Back in Trafalgar, bilingual “For Sale” signs in English and Mandarin dot front lawns. During our afternoon stroll, we happened upon a grey, two-storey with white-trimmed peaks. The front door was wide open. A young Asian man appeared in the foyer.
“Is this an open house?”
“No,” he said, in limited English. “We show to private buyers.”
“How much? What’s the price?”
“Three point eight nine million.”
That’s typical of Trafalgar and other sections of Arbutus Ridge, probably the most overpriced neighbourhood in the city. It’s a market within a market with baffling trends. According to Colin, several Trafalgar homes seem to exist solely for “sale” yet never get occupied. “These three places in a row,” he says, near West 21st and Yew. “No one’s ever lived there but [For Sale] signs go up for a few weeks then go away for few weeks.

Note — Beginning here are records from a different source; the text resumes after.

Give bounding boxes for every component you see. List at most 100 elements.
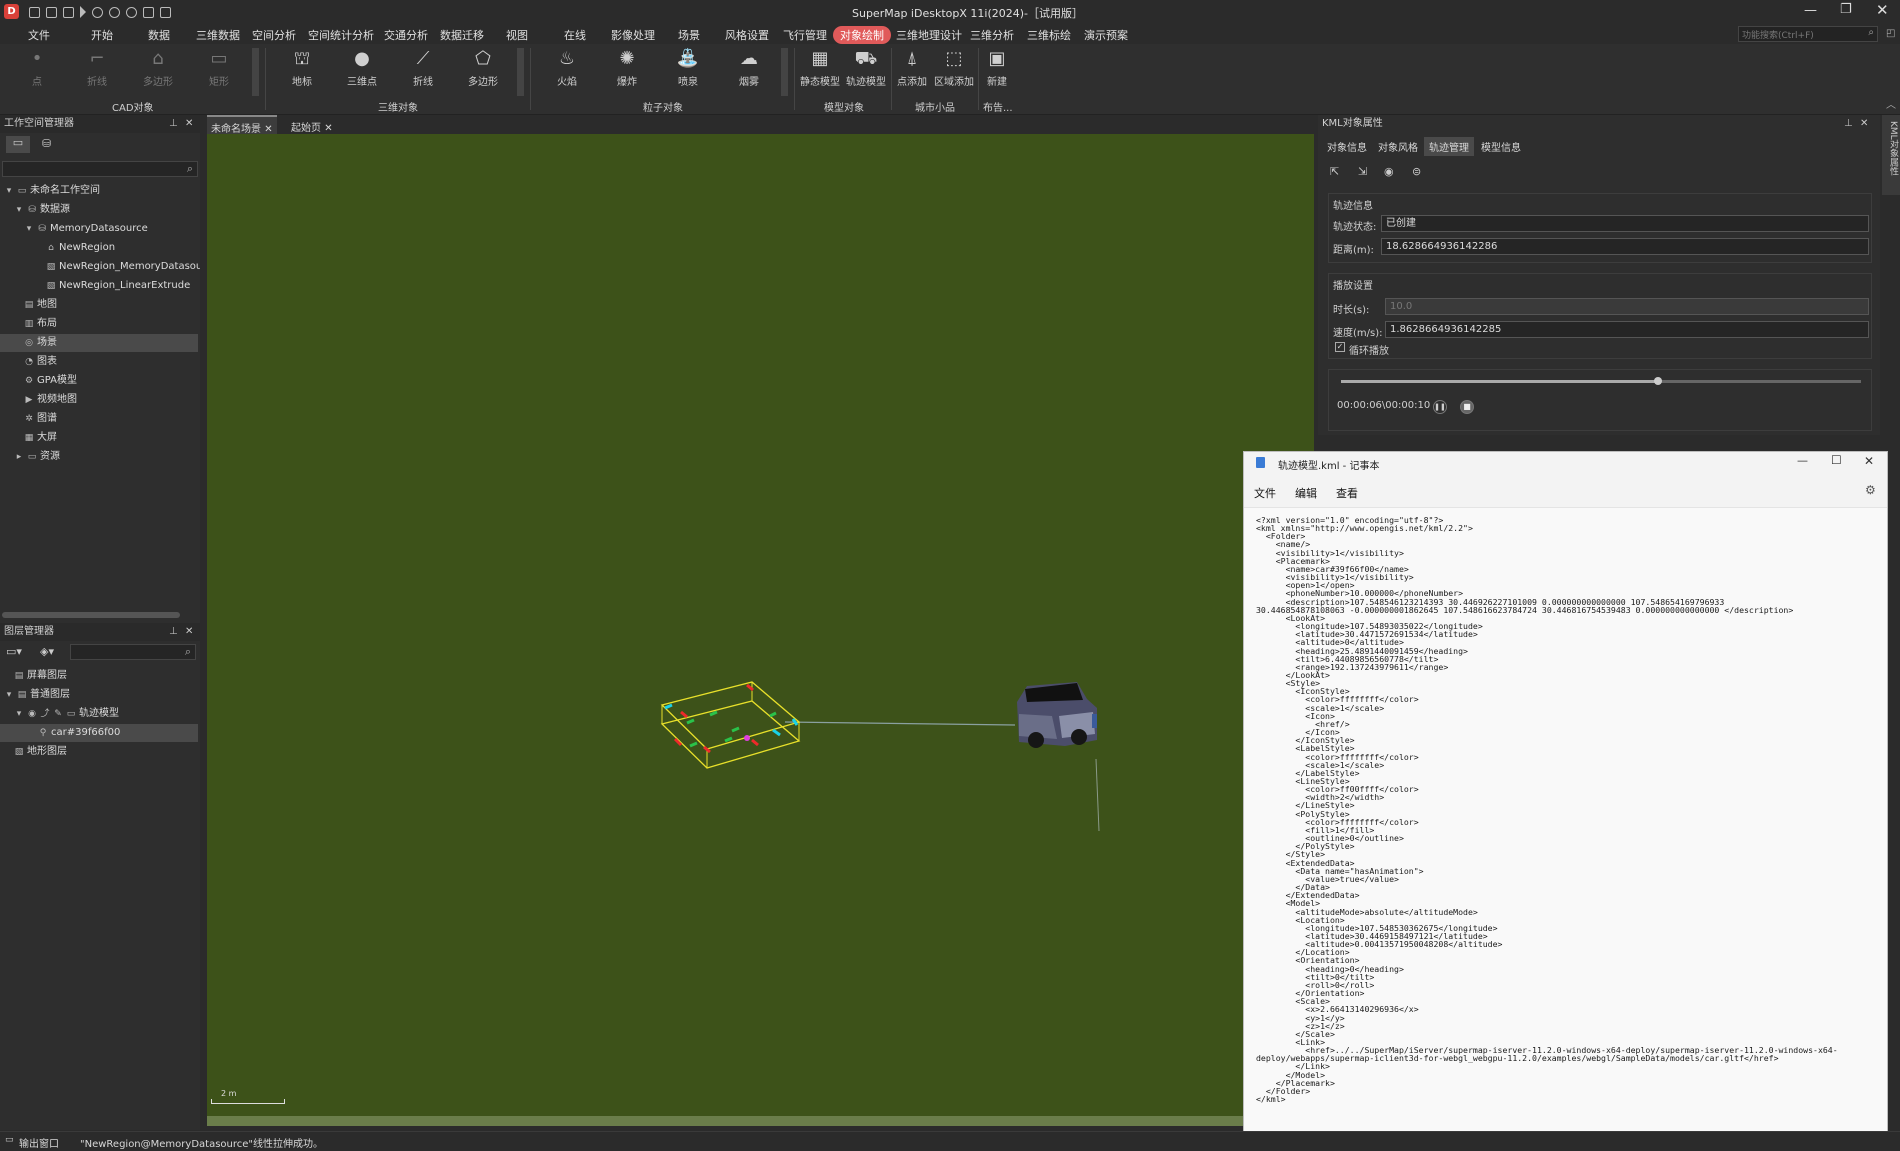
layer-track-model[interactable]: ▾ ◉ ⤴ ✎ ▭ 轨迹模型 [14,705,119,723]
tree-item-newregion[interactable]: ⌂ NewRegion [46,239,115,257]
expand-icon[interactable]: ▾ [24,220,34,238]
kml-side-tab[interactable]: KML对象属性 [1882,115,1900,195]
menu-start[interactable]: 开始 [91,27,113,43]
menu-3d-plotting[interactable]: 三维标绘 [1027,27,1071,43]
workspace-search-input[interactable]: ⌕ [2,161,198,177]
loop-checkbox[interactable]: ✓ [1335,342,1345,352]
cad-polyline-button[interactable]: ⌐ 折线 [74,44,120,88]
zoom-out-icon[interactable] [126,7,137,18]
static-model-button[interactable]: ▦ 静态模型 [797,44,843,88]
smoke-button[interactable]: ☁ 烟雾 [726,44,772,88]
layer-style-icon[interactable]: ◈▾ [40,645,54,658]
tree-item-scenes[interactable]: ◎ 场景 [0,334,198,352]
3d-polyline-button[interactable]: ⟋ 折线 [400,44,446,88]
menu-file[interactable]: 文件 [28,27,50,43]
expand-icon[interactable]: ▾ [4,182,14,200]
layer-search-input[interactable]: ⌕ [70,644,196,660]
tree-item-big-screen[interactable]: ▦ 大屏 [24,429,57,447]
tab-start-page[interactable]: 起始页 ✕ [287,115,337,134]
3d-polygon-button[interactable]: ⬠ 多边形 [460,44,506,88]
editable-pencil-icon[interactable]: ✎ [53,705,63,723]
menu-3d-analysis[interactable]: 三维分析 [970,27,1014,43]
ribbon-scroll[interactable] [781,48,788,96]
notepad-text-area[interactable]: <?xml version="1.0" encoding="utf-8"?> <… [1256,516,1881,1103]
visible-eye-icon[interactable]: ◉ [27,705,37,723]
select-add-icon[interactable]: ⇱ [1330,165,1339,178]
menu-traffic-analysis[interactable]: 交通分析 [384,27,428,43]
layer-screen-layer[interactable]: ▤ 屏幕图层 [14,667,67,685]
save-as-icon[interactable] [46,7,57,18]
tree-item-newregion-memory[interactable]: ▧NewRegion_MemoryDatasource [46,258,200,276]
expand-icon[interactable]: ▾ [14,705,24,723]
menu-3d-data[interactable]: 三维数据 [196,27,240,43]
close-button[interactable]: ✕ [1876,1,1889,19]
folder-icon[interactable] [160,7,171,18]
add-layer-icon[interactable]: ▭▾ [6,645,22,658]
save-icon[interactable] [29,7,40,18]
tree-item-graphs[interactable]: ✲ 图谱 [24,410,57,428]
fountain-button[interactable]: ⛲ 喷泉 [665,44,711,88]
tree-item-workspace[interactable]: ▾ ▭ 未命名工作空间 [4,182,100,200]
tree-item-newregion-extrude[interactable]: ▧ NewRegion_LinearExtrude [46,277,191,295]
output-window-tab[interactable]: 输出窗口 [19,1135,59,1150]
point-add-button[interactable]: ⍋ 点添加 [889,44,935,88]
tab-object-info[interactable]: 对象信息 [1327,139,1367,154]
tree-item-maps[interactable]: ▤ 地图 [24,296,57,314]
open-icon[interactable] [63,7,74,18]
selectable-icon[interactable]: ⤴ [40,705,50,723]
select-edit-icon[interactable]: ⇲ [1358,165,1367,178]
workspace-tab-icon[interactable]: ▭ [6,136,30,153]
area-add-button[interactable]: ⬚ 区域添加 [931,44,977,88]
menu-imagery[interactable]: 影像处理 [611,27,655,43]
speed-field[interactable]: 1.8628664936142285 [1385,321,1869,338]
minimize-button[interactable]: — [1797,454,1808,467]
tree-item-charts[interactable]: ◔ 图表 [24,353,57,371]
ribbon-scroll[interactable] [252,48,259,96]
menu-3d-geo-design[interactable]: 三维地理设计 [896,27,962,43]
tree-item-memory-datasource[interactable]: ▾ ⛁ MemoryDatasource [24,220,148,238]
resource-tab-icon[interactable]: ⛁ [42,137,51,150]
workspace-horizontal-scrollbar[interactable] [2,612,180,618]
delete-icon[interactable]: ⊜ [1412,165,1421,178]
menu-online[interactable]: 在线 [564,27,586,43]
maximize-button[interactable]: ☐ [1831,453,1842,467]
tree-item-resources[interactable]: ▸ ▭ 资源 [14,448,60,466]
landmark-button[interactable]: ⛫ 地标 [279,44,325,88]
new-bulletin-button[interactable]: ▣ 新建 [974,44,1020,88]
tree-item-layouts[interactable]: ▥ 布局 [24,315,57,333]
collapse-icon[interactable]: ▸ [14,448,24,466]
full-extent-icon[interactable] [143,7,154,18]
menu-data-migration[interactable]: 数据迁移 [440,27,484,43]
menu-flight[interactable]: 飞行管理 [783,27,827,43]
ribbon-scroll[interactable] [517,48,524,96]
track-model-button[interactable]: ⛟ 轨迹模型 [843,44,889,88]
menu-scene[interactable]: 场景 [678,27,700,43]
layer-car-object[interactable]: ⚲ car#39f66f00 [0,724,198,742]
expand-icon[interactable]: ▾ [14,201,24,219]
ribbon-collapse-icon[interactable]: ︿ [1886,96,1896,111]
pin-icon[interactable]: ⊥ [169,115,178,133]
menu-spatial-stats[interactable]: 空间统计分析 [308,27,374,43]
function-search-input[interactable]: 功能搜索(Ctrl+F) ⌕ [1738,26,1878,42]
car-model[interactable] [1017,682,1097,748]
gear-icon[interactable]: ⚙ [1865,483,1876,497]
layer-terrain[interactable]: ▧ 地形图层 [14,743,67,761]
notepad-menu-edit[interactable]: 编辑 [1295,485,1317,501]
expand-icon[interactable]: ▾ [4,686,14,704]
close-icon[interactable]: ✕ [324,123,332,134]
help-icon[interactable]: ◰ [1886,28,1895,39]
pan-icon[interactable] [92,7,103,18]
eye-icon[interactable]: ◉ [1384,165,1394,178]
close-icon[interactable]: ✕ [1860,115,1868,133]
close-icon[interactable]: ✕ [185,115,193,133]
tree-item-video-maps[interactable]: ▶ 视频地图 [24,391,77,409]
close-icon[interactable]: ✕ [185,623,193,641]
fire-button[interactable]: ♨ 火焰 [544,44,590,88]
stop-icon[interactable]: ■ [1460,400,1474,414]
menu-style-settings[interactable]: 风格设置 [725,27,769,43]
pin-icon[interactable]: ⊥ [169,623,178,641]
notepad-menu-view[interactable]: 查看 [1336,485,1358,501]
layer-normal-layers[interactable]: ▾ ▤ 普通图层 [4,686,70,704]
menu-presentation[interactable]: 演示预案 [1084,27,1128,43]
3d-point-button[interactable]: ● 三维点 [339,44,385,88]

It just doesn’t make any sense.”
It’s a murky Monopoly game. Thanks to strict regulation in China, Chinese real estate investors look off-shore for capital gains. Our wild open market attracts investors from everywhere, warping the local supply and demand equation, helping push middle class residents out to the suburbs or into crushing debt.
Christy “Families First” Clark, a committed globalist, won’t restrict foreign ownership in B.C. Mayor Gregor Robertson, who slobbered over Beijing during a 2010 “trade mission” to China, won’t reform the tax code to accommodate the new normal. Which means foreign real estate investors pay the same rate (4.2 per cent) as local homeowners, not the business rate (18 per cent) they should.
Two weeks ago, Eugen Klein, president of the Vancouver Real Estate Board, told the Courier that off-shore buyers account for only three per cent of house sales. Rubbish. Because foreigners often use local addresses (their lawyer’s office, for example) when registering with the provincial land title office, no one knows how many off-shore investors own homes in Vancouver. Yet Klein’s “three per cent” defence raises questions he’d likely rather avoid.
What percentage. Mr. Klein, of foreign investment is acceptable in Vancouver’s real estate market? Ten per cent? Twenty per cent? If 50 per cent of Vancouver was owned by foreigners, would that be OK with you? Where do the interests of your global industry and our city diverge? How deep doth thy zeal for globalization run?
No, they want this conversation to go away. Shut it up before folks get wise. If you’re troubled by dead neighbourhoods shuttered by foreign investment, you’re a racist dog stuck in 1923. Get back to your rented bungalow. You’ll be hearing from us soon.